Opinion: Defendants exonerated, but off-base prosecutors pay no price

By Maurice Possley and Kathleen Ridolfi

Special to the Mercury News

Posted: 03/03/2011 08:00:00 PM PST

In a remarkable ruling, a California federal appeals court has set aside the conviction, prison sentence and $200,000 fine assessed against Prabhat Goyal, the former chief financial officer of a Silicon Valley software firm who had been found guilty by a jury of charges he misstated revenue and lied to auditors.

The court didn’t just reverse the case for a new trial, it threw it out completely. The author of the ruling, 9th Circuit U.S. Court of Appeals Judge Richard Clifton, wrote in the December decision, “Even viewing the evidence in the light most favorable to the prosecution, no reasonable juror could have found Goyal guilty beyond a reasonable doubt of any of the charges against him.”

In other words, there was no evidence of a crime.

The case, another in a string of imploded federal prosecutions, makes Goyal the latest victim of overzealous prosecutors.

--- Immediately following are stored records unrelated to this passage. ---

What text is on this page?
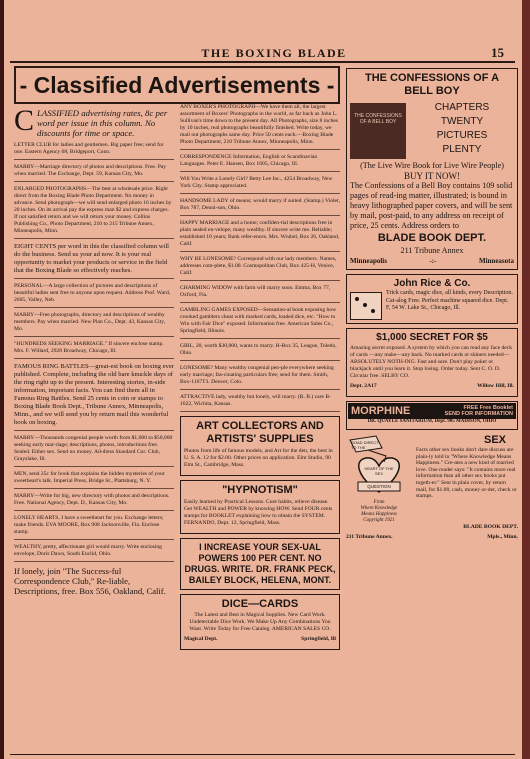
THE BOXING BLADE	15
- Classified Advertisements -
CLASSIFIED advertising rates, 8c per word per issue in this column. No discounts for time or space.
LETTER CLUB for ladies and gentlemen. Big paper free; send for one. Eastern Agency 68, Bridgeport, Conn.
MARRY—Marriage directory of photos and descriptions. Free. Pay when married. The Exchange, Dept. 59, Kansas City, Mo.
ENLARGED PHOTOGRAPHS—The best at wholesale price. Right direct from the Boxing Blade Photo Department. No money in advance. Send photograph—we will send enlarged photo 16 inches by 20 inches. On its arrival pay the express man $2 and express charges. If not satisfied return and we will return your money. Collins Publishing Co., Photo Department, 210 to 215 Tribune Annex, Minneapolis, Minn.
EIGHT CENTS per word in this the classified column will do the business. Send us your ad now. It is your real opportunity to market your products or service in the field that the Boxing Blade so effectively reaches.
PERSONAL—A large collection of pictures and descriptions of beautiful ladies sent free to anyone upon request. Address Prof. Ward, 2605, Valley, Neb.
MARRY—Free photographs, directory and descriptions of wealthy members. Pay when married. New Plan Co., Dept. 43, Kansas City, Mo.
"HUNDREDS SEEKING MARRIAGE." If sincere enclose stamp. Mrs. F. Willard, 2928 Broadway, Chicago, Ill.
FAMOUS RING BATTLES—great-est book on boxing ever published. Complete, including the old bare knuckle days of the ring right up to the present. Interesting stories, in-side information, important facts. You can find them all in Famous Ring Battles. Send 25 cents in coin or stamps to Boxing Blade Book Dept., Tribune Annex, Minneapolis, Minn., and we will send you by return mail this wonderful book on boxing.
MARRY—Thousands congenial people worth from $1,000 to $50,000 seeking early mar-riage; descriptions, photos, introductions free. Sealed. Either sex. Send no money. Ad-dress Standard Cor. Club, Grayslake, Ill.
MEN, send 25c for book that explains the hidden mysteries of your sweetheart's talk. Imperial Press, Bridge St., Plattsburg, N. Y.
MARRY—Write for big, new directory with photos and descriptions. Free. National Agency, Dept. D., Kansas City, Mo.
LONELY HEARTS, I have a sweetheart for you. Exchange letters; make friends. EVA MOORE, Box 908 Jacksonville, Fla. Enclose stamp.
WEALTHY, pretty, affectionate girl would marry. Write enclosing envelope, Doris Dawn, South Euclid, Ohio.
If lonely, join "The Success-ful Correspondence Club," Re-liable, Descriptions, free. Box 556, Oakland, Calif.
ANY BOXER'S PHOTOGRAPH—We have them all, the largest assortment of Boxers' Photographs in the world, as far back as John L. Sullivan's time down to the present day. All Photographs, size 8 inches by 10 inches, real photographs beautifully finished. Write today, we mail out photographs same day. Price 50 cents each.—Boxing Blade Photo Department, 210 Tribune Annex, Minneapolis, Minn.
CORRESPONDENCE Information, English or Scandinavian Languages. Peter E. Hansen, Box 1605, Chicago, Ill.
Will You Write a Lonely Girl? Betty Lee Inc., 4254 Broadway, New York City. Stamp appreciated.
HANDSOME LADY of means; would marry if suited. (Stamp.) Violet, Box 787, Denni-son, Ohio.
HAPPY MARRIAGE and a home; confiden-tial descriptions free in plain sealed en-velope; many wealthy. If sincere write me. Reliable; established 10 years; Bank refer-ences. Mrs. Wrubel, Box 26, Oakland, Calif.
WHY BE LONESOME? Correspond with our lady members. Names, addresses com-plete, $1.00. Cosmopolitan Club, Box 425-H, Venice, Calif.
CHARMING WIDOW with farm will marry soon. Emma, Box 77, Oxford, Fla.
GAMBLING GAMES EXPOSED—Sensation-al book exposing how crooked gamblers cheat with marked cards, loaded dice, etc. "How to Win with Fair Dice" exposed. Information free. American Sales Co., Springfield, Illinois.
GIRL, 20, worth $30,000, wants to marry. H-Box 35, League, Toledo, Ohio.
LONESOME? Many wealthy congenial peo-ple everywhere seeking early marriage; fas-cinating particulars free; send for them. Smith, Box-1167T3. Denver, Colo.
ATTRACTIVE lady, wealthy but lonely, will marry. (R. B.) care B-1022, Wichita, Kansas.
ART COLLECTORS AND ARTISTS' SUPPLIES
Photos from life of famous models, and Art for the den, the best in U. S. A. 12 for $2.00. Other prices on application. Elm Studio, 90 Elm St., Cambridge, Mass.
"HYPNOTISM"
Easily learned by Practical Lessons. Cure habits, relieve disease. Get WEALTH and POWER by knowing HOW. Send FOUR cents stamps for BOOKLET explaining how to obtain the SYSTEM. FERNANDO, Dept. 12, Springfield, Mass.
I INCREASE YOUR SEX-UAL POWERS 100 PER CENT. NO DRUGS. WRITE. DR. FRANK PECK, BAILEY BLOCK, HELENA, MONT.
DICE—CARDS
The Latest and Best in Magical Supplies. New Card Work. Undetectable Dice Work. We Make Up Any Combinations You Want. Write Today for Free Catalog. AMERICAN SALES CO.
Magical Dept.	Springfield, Ill
THE CONFESSIONS OF A BELL BOY
THE CONFESSIONS OF A BELL BOY
CHAPTERS
TWENTY
PICTURES
PLENTY
(The Live Wire Book for Live Wire People)
BUY IT NOW!
The Confessions of a Bell Boy contains 109 solid pages of read-ing matter, illustrated; is bound in heavy lithographed paper covers, and will be sent by mail, post-paid, to any address on receipt of price, 25 cents. Address orders to
BLADE BOOK DEPT.
211 Tribune Annex
Minneapolis	-:-	Minneasota
John Rice & Co.
Trick cards, magic dice, all kinds, every Description. Cat-alog Free. Perfect machine squared dice. Dept. F, 54 W. Lake St., Chicago, Ill.
$1,000 SECRET FOR $5
Amazing secret exposed. A system by which you can read any face deck of cards —any make—any back. No marked cards or shiners needed—ABSOLUTELY NOTH-ING. Fast and sure. Don't play poker or blackjack until you learn it. Stop losing. Order today. Sent C. O. D. Circular free. SELBY CO.
Dept. 2A17	Willow Hill, Ill.
MORPHINE	FREE Free Booklet
SEND FOR INFORMATION
DR. QUAYLE SANITARIUM, Dept. 905 MADISON, OHIO
ROAD DIRECT TO THE
HEART OF THE SEX
QUESTION
SEX
Facts other sex books don't dare discuss are plain-ly told in "Where Knowledge Means Happiness." Cre-ates a new kind of married love. One reader says: "It contains more real information than all other sex books put togeth-er." Sent in plain cover, by return mail, for $1.00, cash, money or-der, check or stamps.
From
Where Knowledge
Means Happiness
Copyright 1921
BLADE BOOK DEPT.
211 Tribune Annex.	Mpls., Minn.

His prosecution so angered another member of the three-judge panel, Judge Alex Kozinski, that he wrote a blistering concurring opinion that should be required reading for every prosecutor in America.

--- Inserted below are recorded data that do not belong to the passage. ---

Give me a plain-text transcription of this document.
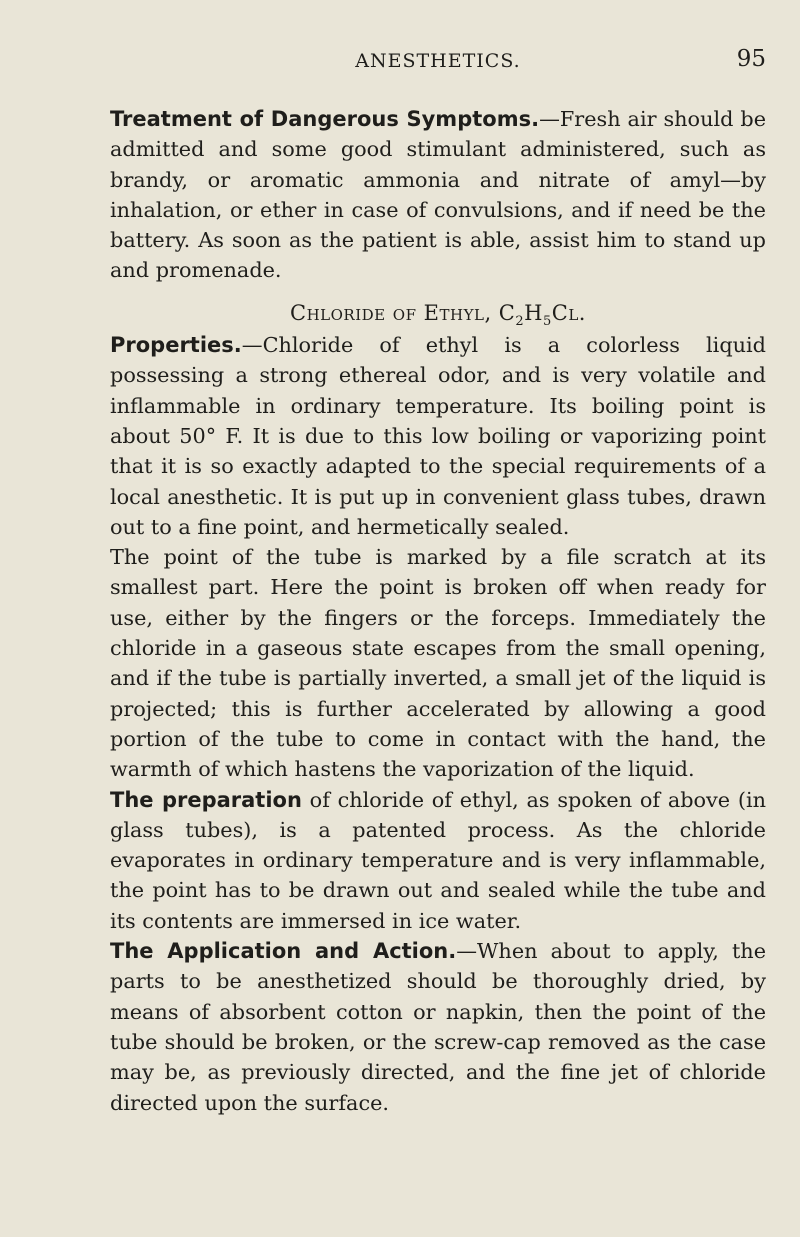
ANESTHETICS.	95

Treatment of Dangerous Symptoms.—Fresh air should be admitted and some good stimulant administered, such as brandy, or aromatic ammonia and nitrate of amyl—by inhalation, or ether in case of convulsions, and if need be the battery. As soon as the patient is able, assist him to stand up and promenade.

Chloride of Ethyl, $C_2H_5Cl$.

Properties.—Chloride of ethyl is a colorless liquid possessing a strong ethereal odor, and is very volatile and inflammable in ordinary temperature. Its boiling point is about 50° F. It is due to this low boiling or vaporizing point that it is so exactly adapted to the special requirements of a local anesthetic. It is put up in convenient glass tubes, drawn out to a fine point, and hermetically sealed.

The point of the tube is marked by a file scratch at its smallest part. Here the point is broken off when ready for use, either by the fingers or the forceps. Immediately the chloride in a gaseous state escapes from the small opening, and if the tube is partially inverted, a small jet of the liquid is projected; this is further accelerated by allowing a good portion of the tube to come in contact with the hand, the warmth of which hastens the vaporization of the liquid.

The preparation of chloride of ethyl, as spoken of above (in glass tubes), is a patented process. As the chloride evaporates in ordinary temperature and is very inflammable, the point has to be drawn out and sealed while the tube and its contents are immersed in ice water.

The Application and Action.—When about to apply, the parts to be anesthetized should be thoroughly dried, by means of absorbent cotton or napkin, then the point of the tube should be broken, or the screw-cap removed as the case may be, as previously directed, and the fine jet of chloride directed upon the surface.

“This is just one of a string of recent cases in which courts have found that federal prosecutors overreached by trying to stretch criminal law beyond its proper bounds,” Kozinski said, pointing to cases brought against former accounting giant Arthur Anderson and the prosecution of former Brocade executive Gregory Reyes, among others.

In the recent spate of white-collar cases in which courts declared misconduct was committed, not one prosecutor has yet been held to answer for it. The only cost has been to remove the case from the victory column — a consequence that too many prosecutors find well worth the risk.Goyal was the former chief financial officer of Network Associates, a Santa Clara-based software manufacturing firm that later became known as McAfee. In 2004, he was accused of securities fraud and making false statements. Convicted in 2007, Goyal was sentenced to a year and a day in prison and fined $200,000.

“(C)riminal law should clearly separate conduct that is criminal from conduct that is legal,” Kozinski wrote. “That is not only because of the dire consequences of a conviction — including disenfranchisement, incarceration and even deportation — but also because criminal law represents the community’s sense of the type of behavior that merits the moral condemnation of society.

“When prosecutors have to stretch law or the evidence to secure a conviction, as they did here, it can hardly be said that such moral judgment is warranted,” Kozinski wrote.

In October 2010, the Northern California Innocence Project published, “Preventable Error: A Report on Prosecutorial Misconduct in California 1997-2009,” which identified more than 700 cases where courts had found misconduct. Of those, only seven prosecutors were disciplined.

Prosecutorial misconduct fundamentally perverts justice and costs taxpayers millions of dollars. It undermines our trust in the justice system and subverts the notion that we are a fair society.

Yet, until recently, in the vast majority of cases, courts and agencies charged with overseeing attorney conduct have failed to acknowledge it, let alone do anything to deter it.

More than six years after he was charged, Goyal has been exonerated, but at a steep cost to him, to the public, and to the criminal justice system.

“That is not the way criminal law is supposed to work,” the judge said.

KATHLEEN RIDOLFI is executive director of the Northern California Innocence Project at Santa Clara University School of Law. MAURICE POSSLEY, a Pulitzer Prize winning former investigative reporter for the Chicago Tribune, is an investigator and researcher with the project. They wrote this article for this newspaper.